Sound — 7
New wave revivalists The Hourly Radio from Dallas, Texas made an album brimming with electro-pop passages that recall The Human League and Ultravox while fizzling contemporary gilding that has the magnetism of Angels And Airwaves, Kill Hannah, and their present touring partners Shiny Toy Guns. The soft vocal fluency of lead singer/guitarist Aaron Closson has an effeminate quality that sustains the weight of holding up the melodies. Along with guitarist Ryan Short, drummer Adam Vanderkolk, and bassist Tim Jansen, the band's debut album on Kirtland Records entitled History Will Never Hold Us inflames lush harmonies and twirling guitar effects that are hypnotically compressed and possess an elysian sensory. The songs are melodic and mesmerizing with flowing synth textured escapes and bubbly digitized beats. Songs like He Said/She Said, Deaf Ears, and Closer have an emollient esthetics, softly stirred and calmly vacillating.

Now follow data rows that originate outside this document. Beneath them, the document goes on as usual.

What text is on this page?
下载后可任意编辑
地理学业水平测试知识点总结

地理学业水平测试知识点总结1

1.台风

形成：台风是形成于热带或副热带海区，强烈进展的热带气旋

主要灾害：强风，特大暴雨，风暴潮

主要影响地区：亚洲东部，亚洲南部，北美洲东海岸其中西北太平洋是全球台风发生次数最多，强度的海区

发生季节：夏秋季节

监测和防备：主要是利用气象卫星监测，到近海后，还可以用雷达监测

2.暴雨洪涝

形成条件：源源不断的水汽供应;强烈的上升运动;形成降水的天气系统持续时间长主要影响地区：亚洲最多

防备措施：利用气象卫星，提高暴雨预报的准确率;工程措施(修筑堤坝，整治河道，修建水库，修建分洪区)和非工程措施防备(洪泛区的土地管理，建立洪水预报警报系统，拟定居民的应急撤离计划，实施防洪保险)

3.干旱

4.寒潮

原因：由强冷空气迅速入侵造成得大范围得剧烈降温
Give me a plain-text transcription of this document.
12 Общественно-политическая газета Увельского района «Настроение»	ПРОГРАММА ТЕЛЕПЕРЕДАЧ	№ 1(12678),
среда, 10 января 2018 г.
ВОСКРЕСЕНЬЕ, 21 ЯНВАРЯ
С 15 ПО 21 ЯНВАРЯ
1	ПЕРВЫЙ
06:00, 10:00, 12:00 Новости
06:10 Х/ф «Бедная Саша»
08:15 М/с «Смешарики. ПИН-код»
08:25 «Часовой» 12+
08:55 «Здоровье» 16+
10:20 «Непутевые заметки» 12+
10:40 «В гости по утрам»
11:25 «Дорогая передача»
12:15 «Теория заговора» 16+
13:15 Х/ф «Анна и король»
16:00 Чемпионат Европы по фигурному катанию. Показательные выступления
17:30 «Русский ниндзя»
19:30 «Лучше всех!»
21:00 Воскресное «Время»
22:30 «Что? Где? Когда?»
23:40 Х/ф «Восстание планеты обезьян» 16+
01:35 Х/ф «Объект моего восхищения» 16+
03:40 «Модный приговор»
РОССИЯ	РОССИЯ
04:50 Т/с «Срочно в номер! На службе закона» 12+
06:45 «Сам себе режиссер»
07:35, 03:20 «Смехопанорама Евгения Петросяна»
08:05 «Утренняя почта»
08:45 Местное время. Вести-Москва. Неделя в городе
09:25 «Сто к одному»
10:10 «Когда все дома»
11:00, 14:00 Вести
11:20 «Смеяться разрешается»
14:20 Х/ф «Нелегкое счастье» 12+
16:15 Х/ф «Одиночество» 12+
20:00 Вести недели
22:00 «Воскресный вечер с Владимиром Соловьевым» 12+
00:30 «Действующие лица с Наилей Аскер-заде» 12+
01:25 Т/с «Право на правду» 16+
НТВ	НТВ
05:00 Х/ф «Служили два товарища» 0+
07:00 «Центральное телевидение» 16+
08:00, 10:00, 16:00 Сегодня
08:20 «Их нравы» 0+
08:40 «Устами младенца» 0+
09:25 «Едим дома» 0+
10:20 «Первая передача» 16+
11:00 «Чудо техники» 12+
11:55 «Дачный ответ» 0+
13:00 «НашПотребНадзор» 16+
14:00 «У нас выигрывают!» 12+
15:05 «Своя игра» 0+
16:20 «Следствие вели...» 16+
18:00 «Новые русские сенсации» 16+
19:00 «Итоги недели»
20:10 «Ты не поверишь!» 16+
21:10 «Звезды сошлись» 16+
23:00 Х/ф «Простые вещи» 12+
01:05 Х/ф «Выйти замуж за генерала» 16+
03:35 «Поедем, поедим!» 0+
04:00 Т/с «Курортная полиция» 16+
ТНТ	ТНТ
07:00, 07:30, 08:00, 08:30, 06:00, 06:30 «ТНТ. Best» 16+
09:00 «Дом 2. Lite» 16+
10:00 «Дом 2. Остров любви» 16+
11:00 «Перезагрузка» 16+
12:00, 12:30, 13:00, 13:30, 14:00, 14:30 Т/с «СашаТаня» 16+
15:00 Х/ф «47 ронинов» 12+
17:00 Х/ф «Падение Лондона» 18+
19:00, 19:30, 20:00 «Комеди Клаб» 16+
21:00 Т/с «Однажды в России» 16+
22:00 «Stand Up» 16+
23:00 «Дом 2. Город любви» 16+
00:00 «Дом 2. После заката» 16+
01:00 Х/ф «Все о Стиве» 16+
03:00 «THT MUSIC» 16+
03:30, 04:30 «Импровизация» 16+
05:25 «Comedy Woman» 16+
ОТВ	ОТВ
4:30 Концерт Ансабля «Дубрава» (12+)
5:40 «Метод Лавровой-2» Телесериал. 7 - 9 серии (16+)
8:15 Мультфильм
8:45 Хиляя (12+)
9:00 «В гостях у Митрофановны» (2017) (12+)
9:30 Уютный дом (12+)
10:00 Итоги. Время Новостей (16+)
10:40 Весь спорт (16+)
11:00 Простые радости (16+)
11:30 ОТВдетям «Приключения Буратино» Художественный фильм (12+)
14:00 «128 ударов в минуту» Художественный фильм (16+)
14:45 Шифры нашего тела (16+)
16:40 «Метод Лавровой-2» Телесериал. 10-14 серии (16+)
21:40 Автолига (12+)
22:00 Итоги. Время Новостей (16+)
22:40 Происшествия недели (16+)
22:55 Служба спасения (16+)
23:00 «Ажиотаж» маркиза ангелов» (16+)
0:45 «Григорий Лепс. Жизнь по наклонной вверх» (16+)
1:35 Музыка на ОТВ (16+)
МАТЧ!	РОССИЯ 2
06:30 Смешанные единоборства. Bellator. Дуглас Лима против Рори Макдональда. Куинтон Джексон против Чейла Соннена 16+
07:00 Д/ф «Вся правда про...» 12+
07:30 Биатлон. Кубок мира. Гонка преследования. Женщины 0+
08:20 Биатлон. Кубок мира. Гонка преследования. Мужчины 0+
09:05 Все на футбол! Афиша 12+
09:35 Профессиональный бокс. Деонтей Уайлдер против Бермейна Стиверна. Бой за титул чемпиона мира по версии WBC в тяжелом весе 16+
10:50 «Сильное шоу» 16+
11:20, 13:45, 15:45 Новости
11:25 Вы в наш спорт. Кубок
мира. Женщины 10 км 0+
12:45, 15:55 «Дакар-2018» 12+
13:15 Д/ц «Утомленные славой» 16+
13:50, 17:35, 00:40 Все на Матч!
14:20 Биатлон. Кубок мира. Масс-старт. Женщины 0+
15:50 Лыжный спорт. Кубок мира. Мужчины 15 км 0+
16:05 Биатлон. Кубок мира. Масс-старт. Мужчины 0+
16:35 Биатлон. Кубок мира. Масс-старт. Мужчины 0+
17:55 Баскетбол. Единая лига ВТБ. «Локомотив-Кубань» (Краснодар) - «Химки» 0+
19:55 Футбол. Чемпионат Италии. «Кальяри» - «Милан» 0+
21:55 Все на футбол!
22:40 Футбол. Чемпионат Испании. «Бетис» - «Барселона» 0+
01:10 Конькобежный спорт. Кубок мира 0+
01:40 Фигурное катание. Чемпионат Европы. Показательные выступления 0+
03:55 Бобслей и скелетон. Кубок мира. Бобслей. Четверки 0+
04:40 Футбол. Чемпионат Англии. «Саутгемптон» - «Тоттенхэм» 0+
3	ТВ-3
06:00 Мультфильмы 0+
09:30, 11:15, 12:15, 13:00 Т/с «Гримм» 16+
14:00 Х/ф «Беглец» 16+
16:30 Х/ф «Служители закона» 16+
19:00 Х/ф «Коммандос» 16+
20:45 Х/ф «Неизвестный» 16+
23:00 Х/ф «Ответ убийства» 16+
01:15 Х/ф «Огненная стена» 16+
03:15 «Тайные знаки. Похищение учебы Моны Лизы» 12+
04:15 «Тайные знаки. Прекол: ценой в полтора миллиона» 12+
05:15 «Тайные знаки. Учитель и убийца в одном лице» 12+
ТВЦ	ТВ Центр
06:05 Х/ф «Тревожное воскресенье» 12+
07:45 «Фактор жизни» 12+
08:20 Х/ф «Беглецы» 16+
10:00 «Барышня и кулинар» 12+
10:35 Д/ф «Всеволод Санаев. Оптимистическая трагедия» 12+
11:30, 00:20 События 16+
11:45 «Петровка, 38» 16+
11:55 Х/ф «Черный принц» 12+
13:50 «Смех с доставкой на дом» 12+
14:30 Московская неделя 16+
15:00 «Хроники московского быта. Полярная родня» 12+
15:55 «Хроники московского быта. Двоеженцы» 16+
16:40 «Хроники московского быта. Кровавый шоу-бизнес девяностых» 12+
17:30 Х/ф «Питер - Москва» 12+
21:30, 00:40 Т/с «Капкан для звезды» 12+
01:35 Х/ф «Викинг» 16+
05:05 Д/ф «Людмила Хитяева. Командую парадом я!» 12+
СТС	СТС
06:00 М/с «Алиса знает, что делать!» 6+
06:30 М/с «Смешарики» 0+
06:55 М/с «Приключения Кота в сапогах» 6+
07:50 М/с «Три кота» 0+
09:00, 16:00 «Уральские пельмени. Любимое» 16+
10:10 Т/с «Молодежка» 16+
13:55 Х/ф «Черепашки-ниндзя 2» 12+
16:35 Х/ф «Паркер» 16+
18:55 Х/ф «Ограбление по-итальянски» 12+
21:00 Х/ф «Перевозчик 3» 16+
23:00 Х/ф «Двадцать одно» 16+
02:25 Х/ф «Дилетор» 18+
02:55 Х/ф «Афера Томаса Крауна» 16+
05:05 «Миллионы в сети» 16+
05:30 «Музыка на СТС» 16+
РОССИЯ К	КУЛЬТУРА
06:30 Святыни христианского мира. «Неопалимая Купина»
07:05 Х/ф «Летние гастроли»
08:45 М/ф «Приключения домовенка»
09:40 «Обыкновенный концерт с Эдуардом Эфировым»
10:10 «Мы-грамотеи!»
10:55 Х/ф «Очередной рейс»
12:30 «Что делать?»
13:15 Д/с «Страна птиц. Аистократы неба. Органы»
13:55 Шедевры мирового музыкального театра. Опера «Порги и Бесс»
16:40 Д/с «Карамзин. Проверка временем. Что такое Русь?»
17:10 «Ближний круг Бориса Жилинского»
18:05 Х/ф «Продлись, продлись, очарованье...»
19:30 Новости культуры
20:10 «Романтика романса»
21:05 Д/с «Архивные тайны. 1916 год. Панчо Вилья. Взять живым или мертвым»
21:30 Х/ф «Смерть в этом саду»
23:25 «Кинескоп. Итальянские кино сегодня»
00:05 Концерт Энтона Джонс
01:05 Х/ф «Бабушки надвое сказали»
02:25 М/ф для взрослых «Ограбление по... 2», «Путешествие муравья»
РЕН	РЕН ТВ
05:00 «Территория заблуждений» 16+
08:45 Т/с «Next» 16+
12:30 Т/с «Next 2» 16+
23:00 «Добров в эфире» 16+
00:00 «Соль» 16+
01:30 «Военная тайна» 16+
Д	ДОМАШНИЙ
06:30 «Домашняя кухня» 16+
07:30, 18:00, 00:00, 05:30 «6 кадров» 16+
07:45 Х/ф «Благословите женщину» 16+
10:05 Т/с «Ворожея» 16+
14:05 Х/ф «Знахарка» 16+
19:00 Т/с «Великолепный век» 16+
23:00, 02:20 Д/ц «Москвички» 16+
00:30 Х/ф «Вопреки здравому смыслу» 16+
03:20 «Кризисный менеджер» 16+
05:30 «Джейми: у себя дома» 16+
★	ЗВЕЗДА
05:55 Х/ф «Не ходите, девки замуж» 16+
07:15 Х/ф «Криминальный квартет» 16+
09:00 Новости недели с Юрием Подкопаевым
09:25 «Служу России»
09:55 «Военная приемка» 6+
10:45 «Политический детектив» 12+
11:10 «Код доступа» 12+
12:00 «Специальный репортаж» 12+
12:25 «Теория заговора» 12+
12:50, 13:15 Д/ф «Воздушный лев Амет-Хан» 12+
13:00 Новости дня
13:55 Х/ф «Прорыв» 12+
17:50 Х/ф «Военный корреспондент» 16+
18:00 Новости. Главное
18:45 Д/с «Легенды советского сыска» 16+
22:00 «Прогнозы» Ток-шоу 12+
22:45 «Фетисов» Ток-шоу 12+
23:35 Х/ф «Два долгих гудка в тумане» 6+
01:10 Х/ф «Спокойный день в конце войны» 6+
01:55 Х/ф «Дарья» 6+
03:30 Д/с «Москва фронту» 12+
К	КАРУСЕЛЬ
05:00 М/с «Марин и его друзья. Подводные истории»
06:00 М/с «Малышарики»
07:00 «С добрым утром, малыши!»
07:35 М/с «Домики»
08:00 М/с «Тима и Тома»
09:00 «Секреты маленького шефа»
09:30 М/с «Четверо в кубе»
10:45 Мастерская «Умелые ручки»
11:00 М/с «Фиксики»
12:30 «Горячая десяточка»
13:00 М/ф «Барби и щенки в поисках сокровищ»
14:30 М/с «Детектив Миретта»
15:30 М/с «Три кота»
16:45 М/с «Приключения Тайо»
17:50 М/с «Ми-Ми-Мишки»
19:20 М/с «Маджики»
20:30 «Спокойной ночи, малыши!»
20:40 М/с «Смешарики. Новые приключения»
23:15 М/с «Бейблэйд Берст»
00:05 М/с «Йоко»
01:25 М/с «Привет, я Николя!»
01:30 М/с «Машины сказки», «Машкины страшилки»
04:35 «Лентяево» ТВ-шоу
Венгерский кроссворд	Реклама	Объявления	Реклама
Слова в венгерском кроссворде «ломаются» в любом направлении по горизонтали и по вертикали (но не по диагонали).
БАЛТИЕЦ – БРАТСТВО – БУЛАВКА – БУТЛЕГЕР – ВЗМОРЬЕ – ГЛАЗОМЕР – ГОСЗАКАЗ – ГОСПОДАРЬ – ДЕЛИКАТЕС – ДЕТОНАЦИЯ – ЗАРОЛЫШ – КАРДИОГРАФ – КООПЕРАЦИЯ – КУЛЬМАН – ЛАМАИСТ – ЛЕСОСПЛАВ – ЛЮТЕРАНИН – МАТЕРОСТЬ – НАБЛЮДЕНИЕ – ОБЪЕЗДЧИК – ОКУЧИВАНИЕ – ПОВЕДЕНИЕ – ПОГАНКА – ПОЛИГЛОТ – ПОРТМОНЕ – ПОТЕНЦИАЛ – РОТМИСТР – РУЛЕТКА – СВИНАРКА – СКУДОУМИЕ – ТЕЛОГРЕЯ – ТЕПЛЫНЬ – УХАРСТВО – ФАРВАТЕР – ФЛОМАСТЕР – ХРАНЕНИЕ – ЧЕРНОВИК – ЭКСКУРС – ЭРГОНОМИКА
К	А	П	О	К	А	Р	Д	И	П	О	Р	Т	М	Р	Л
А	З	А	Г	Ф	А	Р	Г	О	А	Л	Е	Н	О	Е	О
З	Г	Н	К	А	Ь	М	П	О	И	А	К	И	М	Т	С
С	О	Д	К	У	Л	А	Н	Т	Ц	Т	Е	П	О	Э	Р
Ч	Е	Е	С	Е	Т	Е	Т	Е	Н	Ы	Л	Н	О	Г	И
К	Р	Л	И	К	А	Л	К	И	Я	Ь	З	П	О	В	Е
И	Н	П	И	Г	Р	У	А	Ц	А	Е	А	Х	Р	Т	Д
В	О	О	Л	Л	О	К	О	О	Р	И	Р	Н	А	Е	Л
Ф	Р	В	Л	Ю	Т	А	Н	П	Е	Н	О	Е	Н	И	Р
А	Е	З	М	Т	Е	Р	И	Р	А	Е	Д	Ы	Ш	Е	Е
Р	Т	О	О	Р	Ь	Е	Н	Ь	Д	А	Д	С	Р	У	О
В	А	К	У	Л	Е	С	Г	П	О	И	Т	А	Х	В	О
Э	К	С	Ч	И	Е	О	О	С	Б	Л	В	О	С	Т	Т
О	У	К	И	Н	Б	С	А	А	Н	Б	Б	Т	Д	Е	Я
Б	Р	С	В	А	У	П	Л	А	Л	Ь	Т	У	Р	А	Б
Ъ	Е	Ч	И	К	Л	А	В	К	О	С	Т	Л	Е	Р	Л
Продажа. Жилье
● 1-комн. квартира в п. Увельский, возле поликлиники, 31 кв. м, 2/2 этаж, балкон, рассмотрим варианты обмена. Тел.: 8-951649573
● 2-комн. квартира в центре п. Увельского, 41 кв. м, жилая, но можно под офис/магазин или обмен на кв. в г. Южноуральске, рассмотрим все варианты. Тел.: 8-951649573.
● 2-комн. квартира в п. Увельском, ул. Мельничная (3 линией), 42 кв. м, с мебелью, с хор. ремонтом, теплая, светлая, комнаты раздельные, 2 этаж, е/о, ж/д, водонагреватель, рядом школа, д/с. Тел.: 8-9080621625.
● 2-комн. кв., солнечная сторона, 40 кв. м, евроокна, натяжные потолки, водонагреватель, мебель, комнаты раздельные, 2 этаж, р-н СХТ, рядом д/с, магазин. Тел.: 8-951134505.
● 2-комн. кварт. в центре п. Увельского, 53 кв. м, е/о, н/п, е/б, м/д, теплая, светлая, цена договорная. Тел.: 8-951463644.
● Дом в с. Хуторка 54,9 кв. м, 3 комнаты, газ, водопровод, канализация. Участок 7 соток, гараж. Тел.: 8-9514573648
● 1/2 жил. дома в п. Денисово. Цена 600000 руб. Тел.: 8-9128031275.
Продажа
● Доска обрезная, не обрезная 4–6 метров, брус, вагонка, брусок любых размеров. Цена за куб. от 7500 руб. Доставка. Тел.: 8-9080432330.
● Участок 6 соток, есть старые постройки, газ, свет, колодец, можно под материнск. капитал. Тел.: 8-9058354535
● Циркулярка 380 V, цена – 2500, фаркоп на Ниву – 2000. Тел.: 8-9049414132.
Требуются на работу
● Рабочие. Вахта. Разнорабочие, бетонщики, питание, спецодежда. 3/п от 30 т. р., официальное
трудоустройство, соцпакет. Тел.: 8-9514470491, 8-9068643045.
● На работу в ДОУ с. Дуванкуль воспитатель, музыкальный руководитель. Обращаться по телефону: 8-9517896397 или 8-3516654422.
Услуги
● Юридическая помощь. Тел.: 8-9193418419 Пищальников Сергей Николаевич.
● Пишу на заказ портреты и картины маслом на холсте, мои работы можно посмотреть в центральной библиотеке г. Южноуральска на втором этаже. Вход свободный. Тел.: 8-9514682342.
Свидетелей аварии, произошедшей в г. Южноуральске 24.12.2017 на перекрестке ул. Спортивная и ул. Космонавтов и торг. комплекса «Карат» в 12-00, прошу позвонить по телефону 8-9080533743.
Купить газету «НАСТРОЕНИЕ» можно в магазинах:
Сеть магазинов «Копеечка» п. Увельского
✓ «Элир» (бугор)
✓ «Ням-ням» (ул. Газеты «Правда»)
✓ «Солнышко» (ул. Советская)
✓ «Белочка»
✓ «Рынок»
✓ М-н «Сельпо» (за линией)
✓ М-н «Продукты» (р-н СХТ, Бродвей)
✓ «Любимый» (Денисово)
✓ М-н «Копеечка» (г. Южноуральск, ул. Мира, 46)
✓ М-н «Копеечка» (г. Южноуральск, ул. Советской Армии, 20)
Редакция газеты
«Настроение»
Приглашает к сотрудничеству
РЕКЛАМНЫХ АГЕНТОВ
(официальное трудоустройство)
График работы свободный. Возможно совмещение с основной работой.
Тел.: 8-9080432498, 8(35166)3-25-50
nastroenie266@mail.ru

The songs wash into each other like a giant mosaics where all the scenes roll into each other, and yet, the album holds the listener's attention without ever making them feel bored by the repetitive capsules of electro-pop guitar phrases and sonics. Some numbers have a fairy-tale vibration like Means To An End, while some are upbeat like Fear Of Standing Upright and others are dimly lit like First Love Is Forever. The Hourly Radio's album is shoegazey and new wave-ish but never sounds old or out dated, more like new and refreshing with correlations to Electric Soft Parade and Test The Reflex.
Lyrics — 8
The lyrics are in first person and have a narrative tone as if taken from a chapter of someone's relationship like in the song Please Forget. Closson rings out, On holidayYou said that everything has changed and now you're goneI lay awake at night still wonder what we doneOh please forget I ever wanted you. The lyrics throw words back in peoples faces and some of the song titles do as well like Crime Does Pay and Not A Victim. The lyrics show the reaction that emotions have from being mistreated.
Overall Impression — 7
It's an album that is meant to relax rumpled emotions. Because of the natural flow of the movements it does not seem like a lot of work went into the song structures but not over thinking the songs is also the hallmark of a good album. Copious amounts of electro-pop capillaries come off as filler material creating a plush berth for the vocals, and yet with The Hourly Radio, it seems like the vocals are holding everything up. The album is shoegazey and new wave-ish and still has mettle.